Anyway, Jesus goes on with the story. The priest and the Levite, commentators tell us, were likely worried that the bandits’ victim might die – avoiding the ritual impurity of a dead body was why they passed by. So on one level their behaviour was understandable, even correct. Perhaps we shouldn’t be too hard on them, just as I, and maybe you, sympathise with the dutiful elder brother of the prodigal son. A lot of Jesus’ stories are like that – there’s more than one way to look at things.
As we know, the Samaritan helped the other person – generously, for the money he gave the innkeeper was about two days’ pay. More importantly, the Samaritan crossed all sorts of boundaries in doing so. I wonder what the other person felt on realising that their rescuer was one of the despised. It’s worth noting, too, that Luke places the story shortly after Jesus sent out the 72 disciples. The story of the Good Samaritan — ‘go and do likewise’ – therefore, is directed at all who follow Jesus, not just a too-clever-by-half lawyer.

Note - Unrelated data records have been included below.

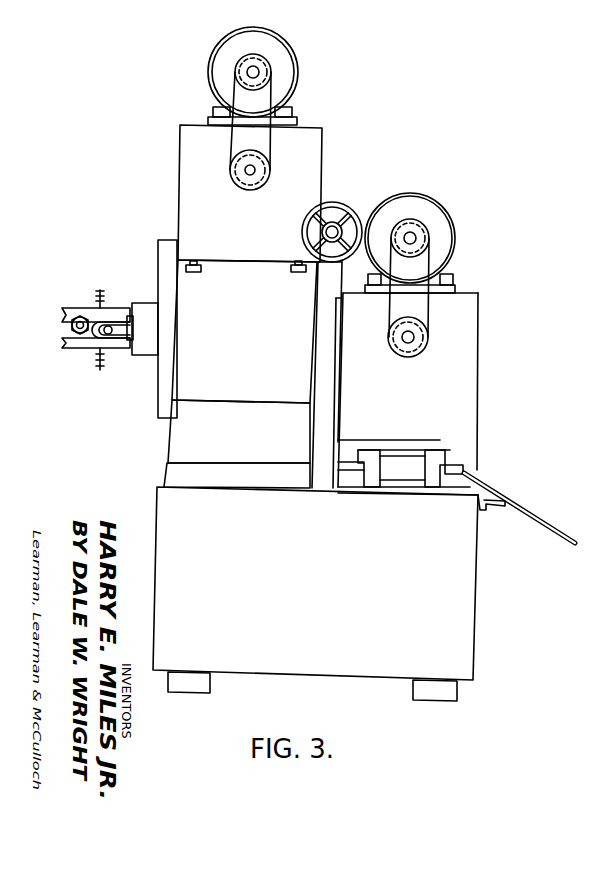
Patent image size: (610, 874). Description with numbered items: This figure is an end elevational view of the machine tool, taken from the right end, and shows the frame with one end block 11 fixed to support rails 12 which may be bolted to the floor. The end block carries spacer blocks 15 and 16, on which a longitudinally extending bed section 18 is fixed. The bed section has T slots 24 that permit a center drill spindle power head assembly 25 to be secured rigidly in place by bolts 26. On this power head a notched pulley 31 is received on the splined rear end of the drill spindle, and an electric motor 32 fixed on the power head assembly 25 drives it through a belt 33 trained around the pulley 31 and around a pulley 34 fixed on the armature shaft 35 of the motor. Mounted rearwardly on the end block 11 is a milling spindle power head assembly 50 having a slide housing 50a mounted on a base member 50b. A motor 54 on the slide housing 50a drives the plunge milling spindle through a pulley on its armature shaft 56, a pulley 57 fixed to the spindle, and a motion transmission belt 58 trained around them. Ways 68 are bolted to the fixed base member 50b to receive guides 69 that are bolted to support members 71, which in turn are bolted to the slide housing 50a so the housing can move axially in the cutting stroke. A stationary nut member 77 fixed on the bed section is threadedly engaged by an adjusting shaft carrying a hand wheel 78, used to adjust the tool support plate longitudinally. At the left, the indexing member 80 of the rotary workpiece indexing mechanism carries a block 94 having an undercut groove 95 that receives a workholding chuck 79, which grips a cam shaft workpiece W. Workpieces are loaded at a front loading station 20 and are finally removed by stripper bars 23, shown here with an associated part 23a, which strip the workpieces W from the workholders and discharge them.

The end block 11 is at (466, 617).
The support rails 12 is at (456, 692).
The spacer block 15 is at (198, 478).
The spacer block 16 is at (256, 440).
The bed section 18 is at (225, 360).
The front loading station 20 is at (60, 328).
The stripper bars 23 is at (534, 514).
The lever bracket 23a is at (495, 508).
The T slots 24 is at (199, 273).
The center drill spindle power head assembly 25 is at (312, 168).
The bolts 26 is at (298, 273).
The pulley 31 is at (247, 190).
The electric motor 32 is at (293, 70).
The belt 33 is at (270, 148).
The pulley 34 is at (236, 71).
The armature shaft 35 is at (258, 70).
The milling spindle power head assembly 50 is at (479, 383).
The slide housing 50a is at (463, 358).
The base member 50b is at (396, 488).
The motor 54 is at (444, 231).
The armature shaft 56 is at (414, 236).
The pulley 57 is at (428, 342).
The motion transmission belt 58 is at (431, 316).
The ways 68 is at (436, 462).
The guides 69 is at (464, 470).
The support members 71 is at (440, 448).
The stationary nut member 77 is at (322, 290).
The hand wheel 78 is at (338, 208).
The workholding chuck 79 is at (80, 350).
The indexing member 80 is at (160, 397).
The block 94 is at (146, 352).
The undercut groove 95 is at (147, 322).
The workpiece W is at (79, 318).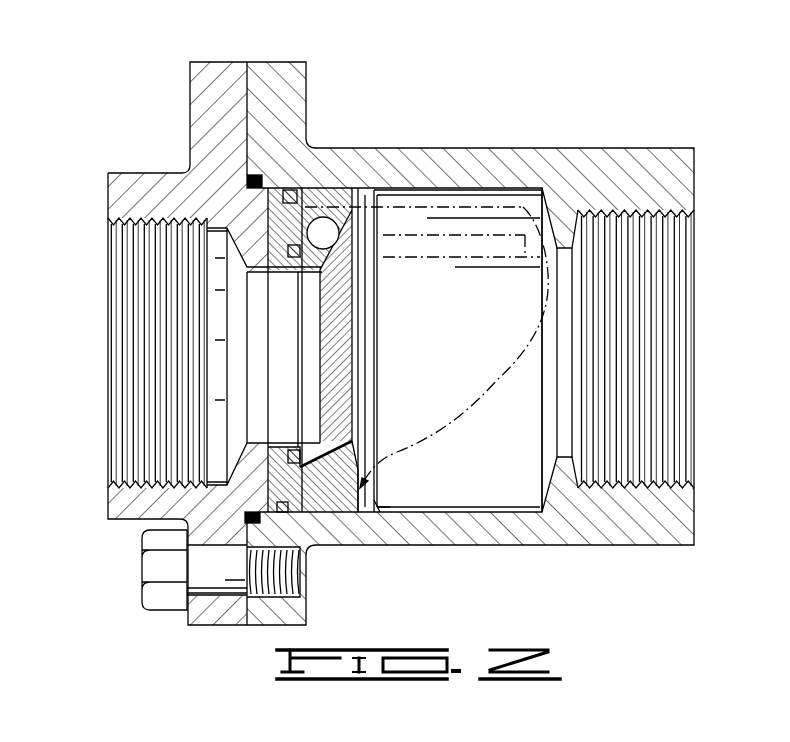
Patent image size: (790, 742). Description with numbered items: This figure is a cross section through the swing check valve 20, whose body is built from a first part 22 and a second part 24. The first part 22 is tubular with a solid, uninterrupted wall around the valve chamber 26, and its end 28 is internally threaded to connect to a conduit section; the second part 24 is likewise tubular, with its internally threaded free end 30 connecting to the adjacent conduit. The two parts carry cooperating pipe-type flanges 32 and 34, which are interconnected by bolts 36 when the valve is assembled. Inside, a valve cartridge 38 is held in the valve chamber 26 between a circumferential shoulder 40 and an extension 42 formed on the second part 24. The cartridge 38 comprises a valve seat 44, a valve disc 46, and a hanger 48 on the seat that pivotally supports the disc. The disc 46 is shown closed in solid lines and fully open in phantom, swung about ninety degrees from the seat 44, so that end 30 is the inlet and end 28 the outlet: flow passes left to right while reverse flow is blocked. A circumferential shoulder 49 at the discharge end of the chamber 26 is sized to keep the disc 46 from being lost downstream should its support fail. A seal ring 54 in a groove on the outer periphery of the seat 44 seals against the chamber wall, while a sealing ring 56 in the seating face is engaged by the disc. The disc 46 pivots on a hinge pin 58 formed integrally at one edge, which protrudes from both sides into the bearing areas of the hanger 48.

The swing check valve 20 is at (196, 55).
The first part 22 is at (487, 158).
The second part 24 is at (157, 182).
The valve chamber 26 is at (445, 423).
The one end 28 is at (697, 178).
The free end 30 is at (105, 229).
The flange 32 is at (310, 72).
The flange 34 is at (200, 100).
The bolts 36 is at (162, 572).
The valve cartridge 38 is at (378, 476).
The circumferential shoulder 40 is at (388, 500).
The extension 42 is at (265, 488).
The valve seat 44 is at (268, 440).
The valve disc 46 is at (343, 380).
The hanger 48 is at (392, 278).
The circumferential shoulder 49 is at (553, 461).
The seal ring 54 is at (290, 192).
The sealing ring 56 is at (289, 255).
The hinge pin 58 is at (327, 228).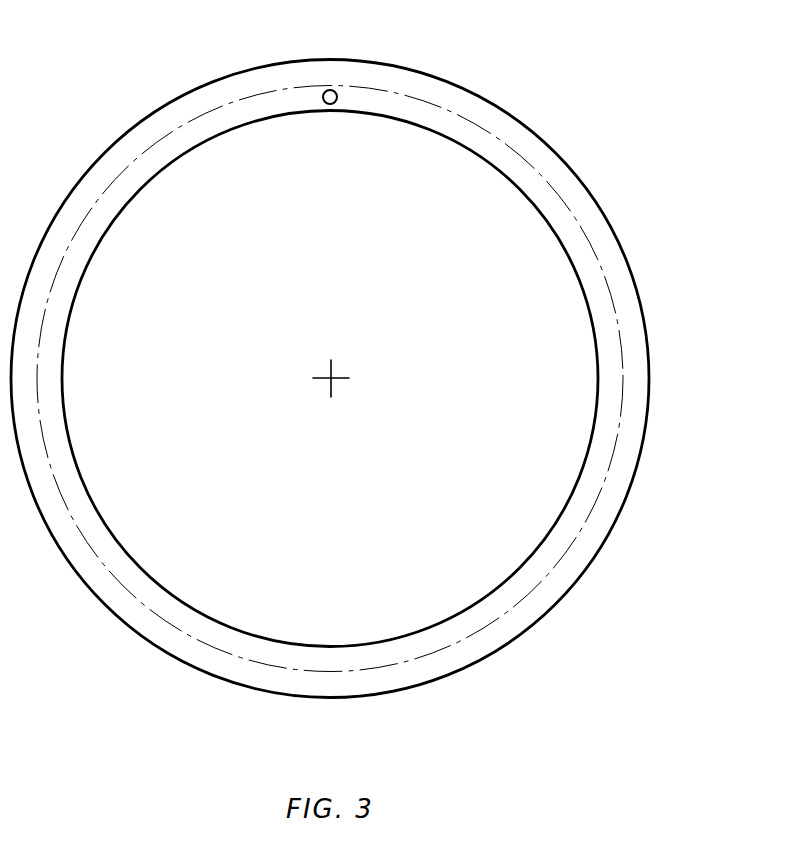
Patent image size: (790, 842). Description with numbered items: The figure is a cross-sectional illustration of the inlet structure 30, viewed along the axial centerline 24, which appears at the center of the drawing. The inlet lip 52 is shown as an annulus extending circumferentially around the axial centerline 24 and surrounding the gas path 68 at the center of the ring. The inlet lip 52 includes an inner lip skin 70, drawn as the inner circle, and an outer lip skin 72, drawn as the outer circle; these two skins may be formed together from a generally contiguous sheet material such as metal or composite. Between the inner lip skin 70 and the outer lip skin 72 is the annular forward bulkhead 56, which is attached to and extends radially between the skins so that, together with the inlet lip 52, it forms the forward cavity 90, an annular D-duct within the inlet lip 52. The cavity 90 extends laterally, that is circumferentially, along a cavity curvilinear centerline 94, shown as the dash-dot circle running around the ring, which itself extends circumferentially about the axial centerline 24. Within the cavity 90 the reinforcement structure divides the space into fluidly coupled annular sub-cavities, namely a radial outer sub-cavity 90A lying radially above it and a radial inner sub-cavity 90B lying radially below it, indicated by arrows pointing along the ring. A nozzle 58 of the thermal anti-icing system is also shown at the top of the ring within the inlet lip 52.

In his encyclical letter Fratelli Tutti (Brothers and Sisters All—it’s easy to find online), Pope Francis reflected at length on the story. ‘The parable eloquently presents the basic decision we need to make in order to rebuild our wounded world. In the face of so much pain and suffering, our only course is to imitate the Good Samaritan… a community can be rebuilt by men and women who identify with the vulnerability of others, who reject the creation of a society of exclusion, and act instead as neighbours, lifting up and rehabilitating the fallen for the sake of the common good… The decision to include or exclude those lying wounded along the roadside can serve as a criterion for judging every economic, political, social and religious project. Each day we have to decide whether to be Good Samaritans or indifferent bystanders’.